Net neutrality is an issue that affects everyone and can disadvantage the poor and small firms.Picture credit: Credo action 

After the decision to repeal net neutrality in the USA, Luxembourg politicians and associations have reacted by condemning the action.

The US Federal Communications Commission (FCC) repealed net neutrality and abandoned its role in regulating the biggest communications tool of the 21st century.

Concretely, “the FCC eliminated the rules that prevent internet service providers like Comcast, Verizon and AT&T from blocking, slowing down, or prioritizing one website or service over another.”

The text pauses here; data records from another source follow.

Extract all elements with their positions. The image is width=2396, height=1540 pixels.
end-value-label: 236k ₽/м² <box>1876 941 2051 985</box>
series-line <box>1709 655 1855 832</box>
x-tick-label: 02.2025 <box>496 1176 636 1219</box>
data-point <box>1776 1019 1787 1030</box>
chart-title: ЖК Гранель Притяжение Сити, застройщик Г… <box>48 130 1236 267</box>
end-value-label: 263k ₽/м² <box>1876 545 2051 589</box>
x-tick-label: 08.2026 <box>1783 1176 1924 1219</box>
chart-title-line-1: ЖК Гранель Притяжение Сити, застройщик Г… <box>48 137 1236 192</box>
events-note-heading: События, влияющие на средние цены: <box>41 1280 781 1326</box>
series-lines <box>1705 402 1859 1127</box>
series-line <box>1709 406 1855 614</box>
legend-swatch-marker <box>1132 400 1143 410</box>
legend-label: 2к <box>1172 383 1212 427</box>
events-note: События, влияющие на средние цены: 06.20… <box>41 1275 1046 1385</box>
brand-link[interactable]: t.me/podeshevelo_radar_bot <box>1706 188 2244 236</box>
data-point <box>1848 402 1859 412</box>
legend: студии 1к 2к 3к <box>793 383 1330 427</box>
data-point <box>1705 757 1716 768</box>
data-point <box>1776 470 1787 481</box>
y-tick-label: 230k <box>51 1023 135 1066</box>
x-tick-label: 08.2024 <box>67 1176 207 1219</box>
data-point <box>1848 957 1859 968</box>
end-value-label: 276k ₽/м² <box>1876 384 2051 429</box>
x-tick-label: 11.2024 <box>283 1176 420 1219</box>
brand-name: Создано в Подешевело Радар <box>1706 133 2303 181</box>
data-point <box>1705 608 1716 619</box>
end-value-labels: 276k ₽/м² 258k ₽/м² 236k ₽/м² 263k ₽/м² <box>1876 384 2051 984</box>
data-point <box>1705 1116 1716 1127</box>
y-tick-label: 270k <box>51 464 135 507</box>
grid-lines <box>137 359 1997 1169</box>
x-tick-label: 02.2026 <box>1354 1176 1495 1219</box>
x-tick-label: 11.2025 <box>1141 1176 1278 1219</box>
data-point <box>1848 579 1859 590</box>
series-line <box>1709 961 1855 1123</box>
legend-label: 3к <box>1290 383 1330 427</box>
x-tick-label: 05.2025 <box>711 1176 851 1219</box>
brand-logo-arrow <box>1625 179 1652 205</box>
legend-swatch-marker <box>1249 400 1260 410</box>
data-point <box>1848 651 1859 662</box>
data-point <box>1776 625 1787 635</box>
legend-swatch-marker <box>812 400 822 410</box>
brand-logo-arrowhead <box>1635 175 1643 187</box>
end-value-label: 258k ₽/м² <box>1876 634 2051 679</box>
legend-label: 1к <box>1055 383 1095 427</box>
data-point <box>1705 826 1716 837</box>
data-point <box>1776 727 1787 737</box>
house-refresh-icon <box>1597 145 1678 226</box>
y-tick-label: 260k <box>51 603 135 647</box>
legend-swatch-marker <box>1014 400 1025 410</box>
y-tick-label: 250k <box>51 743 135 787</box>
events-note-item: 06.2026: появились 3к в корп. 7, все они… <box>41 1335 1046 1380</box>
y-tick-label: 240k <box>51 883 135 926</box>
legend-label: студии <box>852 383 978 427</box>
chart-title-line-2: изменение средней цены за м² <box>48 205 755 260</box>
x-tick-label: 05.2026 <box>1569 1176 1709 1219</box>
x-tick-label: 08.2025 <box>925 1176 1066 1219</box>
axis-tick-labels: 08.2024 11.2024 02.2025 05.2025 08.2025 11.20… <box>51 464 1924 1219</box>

Viviane Reding, former European commissioner with responsibility for the information society, tweeted the following:

 Viviane Reding tweet

 The Chaos Computer Club Lëtzebuerg, Frënn vun der Ënn and Freifunk Lëtzebuerg, associations which raise awareness of privacy and civil rights in the internet age, issued a common statement, in which they warned of the consequences.

Using the metaphor of a motorway, they argue that abandoning net neutrality would mean that only BMWs, for example, could use the fast lane.

They wrote:

“It is clear that this is not allowed to happen. Because an internet without net neutrality leads to terrible injustice. One would have to pay for every service. Do you want to watch Netflix? Then you’ll have to pay extra. Do you want to send an email? You’ll pay extra. All this will lead to the consumer having to pay more for the same services s/he has at the moment. Start-ups and small firms will also be disadvantaged. Big multinational companies will be able to buy priority, while that is not possible for others. An internet without net neutrality is pure poison for the development of a country, for social justice and of course for the economy.”

They refer to the latest European Commission tweet:

 European Commission on net neutrality

The 2015 agreement on a guaranteed open internet is enshrined in EU law.

N.B.: A previous version erroneously called the Chaos Computer Lëtzebuerg just “Chaos Club”. We have now rectified this.